The CMO Survey asks marketers to share their actual performance and future goals for each administration of the survey across a range of metrics: market share, sales revenue, profits, marketing ROI, customer acquisition, customer retention, and brand value. I took a look at what is happening with these metrics during this rough economic period.
1. Companies consistently fail to achieve the marketing goals they set. I compared the 12 month goals that were set in one time period (e.g., August 2010) to actual company performance one year later (e.g., August 2011). I did that consistently over the four time periods for which I have data. Looking at the difference between the two, companies achieve approximately 48% of the goals they originally establish. This difference was lowest in February-2010 (31.4%), increased in August-2010 (44.1%) and February-2010 (58.9%), while flattening in August-2010 (57.8%). Therefore, although companies do not perform at 100% marketing goal levels, they are achieving a bigger percentage of their marketing goals as we climb out of the recession.
2. Marketing goals are increasing modestly. One theory about a narrowing performance gap is that marketers went soft on goals and didn’t ask as much from their companies. That does not seem to be the case. Table 1 contains the change in marketing goals for each survey across time. Although there is variability by period and by marketing metric, there is a surprising consistency and perhaps even a slight increase in the goal level chosen as you can see from the average goal over time: Aug-2009 (5.0%), Feb-2009 (4.5%), Feb-2010 (5.4%), Aug-2010 (5.2%), Feb-2011 (5.4%), and Aug-2011 (5.6%).
3. Performance on marketing metrics has increased. A second, more encouraging, interpretation of a narrowing performance gap is that marketers performed closer to their stated goals. Table 2 shows that this is a more likely explanation. Actual change in performance dipped in the trough of the recession to an average performance increase of 1.4% in February 2010, a 50% reduction y-o-y from February 2009: 2.8%. However, results climbed from there to a high of 3.2% in February 2011 and stayed flat.

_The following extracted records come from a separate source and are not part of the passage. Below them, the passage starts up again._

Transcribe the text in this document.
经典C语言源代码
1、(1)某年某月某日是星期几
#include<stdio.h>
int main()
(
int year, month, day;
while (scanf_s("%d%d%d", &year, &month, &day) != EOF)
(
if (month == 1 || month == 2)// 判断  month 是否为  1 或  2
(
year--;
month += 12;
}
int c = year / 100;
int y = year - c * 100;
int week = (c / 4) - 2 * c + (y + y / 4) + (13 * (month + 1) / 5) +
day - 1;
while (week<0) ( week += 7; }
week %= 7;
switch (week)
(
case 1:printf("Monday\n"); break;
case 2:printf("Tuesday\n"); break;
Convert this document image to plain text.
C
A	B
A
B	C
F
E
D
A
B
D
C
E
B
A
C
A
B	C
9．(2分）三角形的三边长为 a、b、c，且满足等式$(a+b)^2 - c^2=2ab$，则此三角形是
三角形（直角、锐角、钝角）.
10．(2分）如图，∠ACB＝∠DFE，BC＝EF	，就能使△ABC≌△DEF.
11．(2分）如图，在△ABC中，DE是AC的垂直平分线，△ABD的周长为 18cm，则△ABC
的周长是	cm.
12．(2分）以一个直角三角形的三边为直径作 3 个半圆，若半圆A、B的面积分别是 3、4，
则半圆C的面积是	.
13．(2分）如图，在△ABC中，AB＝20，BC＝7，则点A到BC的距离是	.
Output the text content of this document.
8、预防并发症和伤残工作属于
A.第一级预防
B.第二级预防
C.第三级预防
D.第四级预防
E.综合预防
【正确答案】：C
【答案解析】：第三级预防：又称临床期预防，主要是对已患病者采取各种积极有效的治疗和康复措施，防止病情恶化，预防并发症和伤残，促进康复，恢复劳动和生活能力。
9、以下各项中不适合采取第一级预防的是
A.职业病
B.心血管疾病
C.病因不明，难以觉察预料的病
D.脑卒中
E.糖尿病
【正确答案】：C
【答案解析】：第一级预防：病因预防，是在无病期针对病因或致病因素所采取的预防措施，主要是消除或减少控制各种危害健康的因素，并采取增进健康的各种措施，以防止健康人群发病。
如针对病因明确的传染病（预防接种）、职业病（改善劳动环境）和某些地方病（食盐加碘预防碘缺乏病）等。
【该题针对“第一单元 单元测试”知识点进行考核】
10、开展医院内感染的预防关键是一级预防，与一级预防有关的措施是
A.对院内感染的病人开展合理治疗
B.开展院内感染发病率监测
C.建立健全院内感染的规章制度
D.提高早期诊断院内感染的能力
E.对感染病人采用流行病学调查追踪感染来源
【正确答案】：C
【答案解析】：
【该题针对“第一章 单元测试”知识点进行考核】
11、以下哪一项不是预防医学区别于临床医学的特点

4. Goals for the subsequent period always rise relative to current performance. Here is how it works in the survey: Marketers are asked to rate their company performance on each metric and then are asked to rate their company goals for each metric for the next 12 months. Across the time periods, marketing goals have been an average of 2.8% higher than marketing performance in that period. This difference was at its lowest in February 2009 (1.8%) and picked up at the worst time in the recession, February 2010 (4.0%) and leveled off at 2.4% this August 2011. It is interesting that the goals have actually increased as the recession deepened. Perhaps to inspire? To urge stronger effort?
The August-2011 CMO Survey reported the following increases in marketing performance goals over the next 12 months: market share (4.9%), sales (6.8), marketing ROI (5.3), profits (6.0%), customer acquisition (6.1%), customer retention (4.2%), and brand value (5.8). If the observed marketing goals-performance gap trend holds, companies should achieve the following performance outcomes: market share (2.8%), sales (3.9%), marketing ROI (3.1%), profits (3.5%), customer acquisition (3.5%), customer retention (2.4%), and brand value (3.3%).